Amid a flood of controversy last June, the U.S. Supreme Court overturned a longstanding Texas anti-sodomy law. While gay rights supporters applauded the decision, conservative political and religious groups expressed outrage. The ruling also prompted widespread speculation in the media that lawsuits related to other gay rights issues, including same-sex marriage, would not be far behind.
Vermont already allows civil unions between same-sex couples, and the Massachusetts Supreme Court is considering a similar ruling. Meanwhile, conservative lobbying groups are pushing Congress to pass a Federal Marriage Amendment, mandating that marriages be performed only between a man and a woman. Gay marriage is clearly a divisive issue in the United States, with passionate proponents on both sides. The latest Gallup data, from an Oct. 24-26 poll, show most Americans opposed (61%) to giving legal recognition to same-sex marriages, while 35% are in favor of doing so. Additionally, recent Gallup polling on same-sex marriage reveals a relatively widespread perception that it would not be good for society. Americans are divided as to their personal views of whether gay and lesbian couples should have the same legal rights as married couples.

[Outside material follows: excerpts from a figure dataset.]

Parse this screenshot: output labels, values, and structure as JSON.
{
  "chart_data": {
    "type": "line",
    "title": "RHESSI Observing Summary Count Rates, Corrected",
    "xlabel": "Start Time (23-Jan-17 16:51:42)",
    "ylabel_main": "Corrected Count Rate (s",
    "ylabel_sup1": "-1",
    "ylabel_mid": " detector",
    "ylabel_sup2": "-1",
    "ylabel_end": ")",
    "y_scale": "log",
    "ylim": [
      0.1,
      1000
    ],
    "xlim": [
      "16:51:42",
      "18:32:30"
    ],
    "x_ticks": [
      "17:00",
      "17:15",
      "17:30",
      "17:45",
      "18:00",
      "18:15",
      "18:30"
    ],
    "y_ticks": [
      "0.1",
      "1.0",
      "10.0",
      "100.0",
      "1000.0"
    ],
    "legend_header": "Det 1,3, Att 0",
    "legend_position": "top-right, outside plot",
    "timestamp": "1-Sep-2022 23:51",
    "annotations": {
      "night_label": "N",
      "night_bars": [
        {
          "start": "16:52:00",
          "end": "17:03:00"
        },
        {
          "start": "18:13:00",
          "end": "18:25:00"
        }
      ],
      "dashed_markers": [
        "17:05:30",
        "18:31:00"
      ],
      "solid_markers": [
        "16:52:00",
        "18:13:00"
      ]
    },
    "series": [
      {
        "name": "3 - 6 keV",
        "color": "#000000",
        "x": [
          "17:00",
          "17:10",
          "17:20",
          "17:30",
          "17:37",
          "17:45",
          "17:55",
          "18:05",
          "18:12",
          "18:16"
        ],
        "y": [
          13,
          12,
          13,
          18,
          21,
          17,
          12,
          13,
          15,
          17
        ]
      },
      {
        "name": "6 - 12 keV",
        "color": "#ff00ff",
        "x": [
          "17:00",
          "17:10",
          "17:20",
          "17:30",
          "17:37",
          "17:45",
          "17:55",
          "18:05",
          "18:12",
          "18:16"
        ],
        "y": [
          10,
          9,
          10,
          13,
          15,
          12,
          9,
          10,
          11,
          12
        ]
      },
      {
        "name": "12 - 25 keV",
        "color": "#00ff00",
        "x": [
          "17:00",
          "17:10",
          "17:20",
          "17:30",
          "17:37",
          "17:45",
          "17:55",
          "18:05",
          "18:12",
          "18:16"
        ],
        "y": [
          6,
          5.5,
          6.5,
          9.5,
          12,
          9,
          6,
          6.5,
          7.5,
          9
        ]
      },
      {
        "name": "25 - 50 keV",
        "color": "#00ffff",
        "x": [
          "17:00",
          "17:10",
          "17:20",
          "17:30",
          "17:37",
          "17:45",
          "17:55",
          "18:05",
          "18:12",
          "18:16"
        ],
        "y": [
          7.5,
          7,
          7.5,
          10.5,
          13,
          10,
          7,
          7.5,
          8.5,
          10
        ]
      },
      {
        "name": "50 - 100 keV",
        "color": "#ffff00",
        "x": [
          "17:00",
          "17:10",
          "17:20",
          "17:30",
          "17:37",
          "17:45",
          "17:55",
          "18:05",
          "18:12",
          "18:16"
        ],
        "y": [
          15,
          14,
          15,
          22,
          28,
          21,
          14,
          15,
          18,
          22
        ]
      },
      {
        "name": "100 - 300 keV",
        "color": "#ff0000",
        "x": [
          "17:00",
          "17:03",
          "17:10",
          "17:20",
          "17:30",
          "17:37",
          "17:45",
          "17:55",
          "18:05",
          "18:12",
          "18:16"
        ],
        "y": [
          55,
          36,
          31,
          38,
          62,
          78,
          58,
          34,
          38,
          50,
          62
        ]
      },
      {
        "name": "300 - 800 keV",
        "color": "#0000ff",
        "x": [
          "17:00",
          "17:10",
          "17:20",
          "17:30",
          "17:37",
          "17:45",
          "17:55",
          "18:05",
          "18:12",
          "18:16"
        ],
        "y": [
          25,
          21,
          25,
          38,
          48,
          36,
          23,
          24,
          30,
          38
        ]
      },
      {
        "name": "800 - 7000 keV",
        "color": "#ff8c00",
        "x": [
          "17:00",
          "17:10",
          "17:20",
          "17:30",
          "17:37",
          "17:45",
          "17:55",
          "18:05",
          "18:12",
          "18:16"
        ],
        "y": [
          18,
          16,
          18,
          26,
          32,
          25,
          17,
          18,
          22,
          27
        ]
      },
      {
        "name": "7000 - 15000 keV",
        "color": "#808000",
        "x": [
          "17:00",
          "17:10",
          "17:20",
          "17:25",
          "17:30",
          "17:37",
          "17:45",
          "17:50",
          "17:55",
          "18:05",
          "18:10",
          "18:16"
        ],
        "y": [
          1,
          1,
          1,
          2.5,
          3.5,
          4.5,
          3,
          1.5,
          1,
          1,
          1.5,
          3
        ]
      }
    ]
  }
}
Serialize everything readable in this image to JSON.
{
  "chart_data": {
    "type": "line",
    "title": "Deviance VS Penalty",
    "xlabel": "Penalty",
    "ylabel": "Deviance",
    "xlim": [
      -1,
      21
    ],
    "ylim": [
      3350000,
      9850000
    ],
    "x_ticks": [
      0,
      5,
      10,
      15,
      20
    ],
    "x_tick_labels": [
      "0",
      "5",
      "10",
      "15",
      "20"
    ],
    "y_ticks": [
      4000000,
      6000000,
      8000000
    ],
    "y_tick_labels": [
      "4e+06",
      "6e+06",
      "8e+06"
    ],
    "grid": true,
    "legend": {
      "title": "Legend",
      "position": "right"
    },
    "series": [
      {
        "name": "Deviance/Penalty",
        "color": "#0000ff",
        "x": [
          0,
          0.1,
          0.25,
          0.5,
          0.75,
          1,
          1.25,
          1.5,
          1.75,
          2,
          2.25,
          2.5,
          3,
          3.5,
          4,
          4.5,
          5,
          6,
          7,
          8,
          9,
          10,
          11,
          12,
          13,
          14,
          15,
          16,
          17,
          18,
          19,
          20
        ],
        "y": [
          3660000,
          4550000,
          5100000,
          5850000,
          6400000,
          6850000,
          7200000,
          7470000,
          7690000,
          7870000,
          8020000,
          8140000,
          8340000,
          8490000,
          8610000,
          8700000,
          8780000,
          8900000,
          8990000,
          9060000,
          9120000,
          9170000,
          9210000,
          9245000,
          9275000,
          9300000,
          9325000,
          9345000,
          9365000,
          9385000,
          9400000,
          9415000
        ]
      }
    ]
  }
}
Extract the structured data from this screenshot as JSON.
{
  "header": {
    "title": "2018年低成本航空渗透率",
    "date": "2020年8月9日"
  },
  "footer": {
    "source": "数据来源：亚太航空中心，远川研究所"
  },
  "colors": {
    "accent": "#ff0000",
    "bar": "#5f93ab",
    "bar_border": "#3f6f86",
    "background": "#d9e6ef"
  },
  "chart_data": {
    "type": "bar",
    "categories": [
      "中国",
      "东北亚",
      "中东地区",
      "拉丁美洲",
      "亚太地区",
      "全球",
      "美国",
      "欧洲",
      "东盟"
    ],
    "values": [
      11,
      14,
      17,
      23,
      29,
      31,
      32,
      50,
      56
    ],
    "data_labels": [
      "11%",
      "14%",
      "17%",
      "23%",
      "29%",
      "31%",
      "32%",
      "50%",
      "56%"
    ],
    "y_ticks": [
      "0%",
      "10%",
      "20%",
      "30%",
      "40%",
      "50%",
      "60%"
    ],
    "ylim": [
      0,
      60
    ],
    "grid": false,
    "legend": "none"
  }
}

Plurality of Americans Feel Gay Marriage Will Negatively Affect Society
A Sept. 19-21 CNN/USA Today/Gallup poll* included two questions about gay marriage and the rights of gay couples, the first of which asked Americans whether they think legalizing same-sex marriage would change society for the better, for the worse, or have no effect. Americans are much more inclined to say it will have a negative effect (48%) rather than a positive effect (10%). However, a sizable minority (40%) believes same-sex marriage would have no effect on U.S. society either way.
Benjamin W. Bull, chief counsel for the Alliance Defense Fund, an Arizona-based Christian legal organization, is a strong proponent of the view that legalizing same-sex marriage would negatively affect society. "It will so erode and diminish the meaning of marriage as we know it, that as an institution which encourages a certain traditional lifestyle choice, it will no longer exist," Bull says. "When this occurs . . . virtually all sexual behavior and lifestyle choices become value-neutral."
Jessica Greenwald, a 30-year-old fundraising professional for a non-profit organization in Omaha, Neb., agrees with 40% of Americans who don't foresee major societal repercussions, either positive or negative. "If gay marriage were legalized, it wouldn't have much effect on our society," she says. "My view is that gay couples who will commit to marriage are contributing to the stability of society. We tend not to notice those people who seem to ‘fit in' to daily life, thus the impact would be minimal."
Americans Evenly Divided on Legal Rights for Same-Sex Couples
The September poll also asked Americans whether they feel that gay or lesbian couples should be given the same legal rights as married couples, or if it doesn't matter to them. On this question, Americans are almost evenly divided among the three responses: 32% said same-sex couples should receive the same rights as married couples, 35% said they shouldn't, and 32% said it doesn't matter to them personally.
Although just 10% of Americans feel that same-sex marriage would be good for society, nearly a third believe that same-sex couples should receive the same legal rights as other couples. This echoes other Gallup findings that show support for upholding the personal rights of gays tends to be higher than support for homosexuality more generally.
Cathy Renna, news media director for the Gay and Lesbian Alliance Against Defamation (GLAAD) in New York City, sees the response to this question as an indication that Americans are making a distinction between the religious and legal implications of gay marriage. "My hope is that this reflects a deeper understanding of the distinction between the civil and religious components of marriage -- and that while all [religious] denominations should have the freedom to choose whether or not to recognize same-sex relationships, we should all have access to all of the legal rights and protections mixed-gender couples do."
The only firm conclusion to be drawn from these survey results is that Americans are deeply divided -- and often deeply ambivalent -- on the subject of same-sex marriage. Regardless of the public's feelings about same-sex marriage, it appears the controversy is here to stay. A flurry of gay marriage lawsuits are being filed across the country, and more are sure to come. In addition to the Massachusetts Supreme Court case, a gay marriage case is also being heard in Indiana, and a similar case was dismissed last week by a New Jersey Superior Court judge.
*Results are based on telephone interviews with 1,003 national adults, aged 18 and older, conducted Sept. 19-21, 2003. For results based on the total sample of national adults, one can say with 95% confidence that the margin of sampling error is ±3 percentage points.